Union of Palestinian Women's Committees Society اتحاد لجان المرأة الفلسطينية
- Founded: 1980; 46 years ago
- Type: Non-profit
- Region served: Palestinian territories
- Website: upwc.org.ps

= Union of Palestinian Women's Committees =

Palestinian non-profit organization

The Union of Palestinian Women's Committees (UPWC; اتحاد لجان المرأة الفلسطينية) is a Palestinian non-profit organization founded in 1980 "to empower Palestinian women on all levels and to contribute in the Palestinian national struggle against the Israeli military illegal occupation of the Palestinian territories".
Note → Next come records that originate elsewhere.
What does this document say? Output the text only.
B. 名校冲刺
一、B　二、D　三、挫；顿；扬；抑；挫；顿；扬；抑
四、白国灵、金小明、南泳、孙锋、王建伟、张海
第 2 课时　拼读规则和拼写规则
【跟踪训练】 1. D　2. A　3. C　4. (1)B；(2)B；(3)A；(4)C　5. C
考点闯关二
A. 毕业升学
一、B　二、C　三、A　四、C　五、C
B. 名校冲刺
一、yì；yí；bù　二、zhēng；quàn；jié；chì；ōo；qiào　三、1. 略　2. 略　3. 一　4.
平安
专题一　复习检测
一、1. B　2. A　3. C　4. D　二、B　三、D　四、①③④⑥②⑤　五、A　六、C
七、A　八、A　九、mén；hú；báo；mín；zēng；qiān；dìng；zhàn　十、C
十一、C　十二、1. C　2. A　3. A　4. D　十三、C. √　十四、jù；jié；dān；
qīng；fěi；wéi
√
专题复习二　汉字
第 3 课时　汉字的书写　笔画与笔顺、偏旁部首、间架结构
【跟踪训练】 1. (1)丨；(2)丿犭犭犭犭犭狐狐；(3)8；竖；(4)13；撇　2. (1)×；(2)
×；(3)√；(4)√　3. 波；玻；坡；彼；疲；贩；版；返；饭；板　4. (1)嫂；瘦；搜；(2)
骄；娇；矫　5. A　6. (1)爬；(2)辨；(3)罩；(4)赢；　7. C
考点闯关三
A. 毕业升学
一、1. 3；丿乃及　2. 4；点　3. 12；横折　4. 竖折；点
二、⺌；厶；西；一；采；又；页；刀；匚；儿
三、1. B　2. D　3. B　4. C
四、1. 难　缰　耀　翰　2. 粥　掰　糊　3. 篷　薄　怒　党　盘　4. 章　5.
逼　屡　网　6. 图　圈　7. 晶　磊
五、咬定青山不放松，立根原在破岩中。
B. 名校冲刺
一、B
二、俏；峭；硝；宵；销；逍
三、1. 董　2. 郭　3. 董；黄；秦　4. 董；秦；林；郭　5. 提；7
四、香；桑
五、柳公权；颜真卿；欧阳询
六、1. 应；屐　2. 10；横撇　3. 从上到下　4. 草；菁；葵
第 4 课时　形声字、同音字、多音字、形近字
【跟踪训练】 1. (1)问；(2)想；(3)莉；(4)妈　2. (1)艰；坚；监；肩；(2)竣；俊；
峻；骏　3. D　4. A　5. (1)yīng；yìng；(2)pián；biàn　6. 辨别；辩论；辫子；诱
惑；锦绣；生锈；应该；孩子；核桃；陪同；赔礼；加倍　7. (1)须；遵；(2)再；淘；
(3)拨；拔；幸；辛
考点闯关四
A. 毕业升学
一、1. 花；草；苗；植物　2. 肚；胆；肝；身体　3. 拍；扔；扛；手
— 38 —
In October 2021, UPWC was designated a terrorist organization by Israel, together with five other Palestinian non-profit, non-governmental organizations (Addameer, Al-Haq, Bisan Center for Research and Development, Defence for Children International – Palestine, and the Union of Agricultural Work Committees). The designation was condemned by Amnesty International, Human Rights Watch, and the UN Office of the High Commissioner of Human Rights who called it a "frontal attack on the Palestinian human rights movement and on human rights everywhere."

In July 2022, nine EU countries (Belgium, Denmark, France, Germany, Ireland, Italy, the Netherlands, Spain and Sweden) issued a joint statement saying they would continue working with these six Palestinian organisations that Israel had banned because Israel had failed to prove that they should be considered terrorist groups.

On 18 August 2022, Israeli forces raided the headquarters of the six organisations along with the Union of Health Work Committees (outlawed in 2020) in Ramallah and al-Bireh, removed computers and equipment and ordered their closure.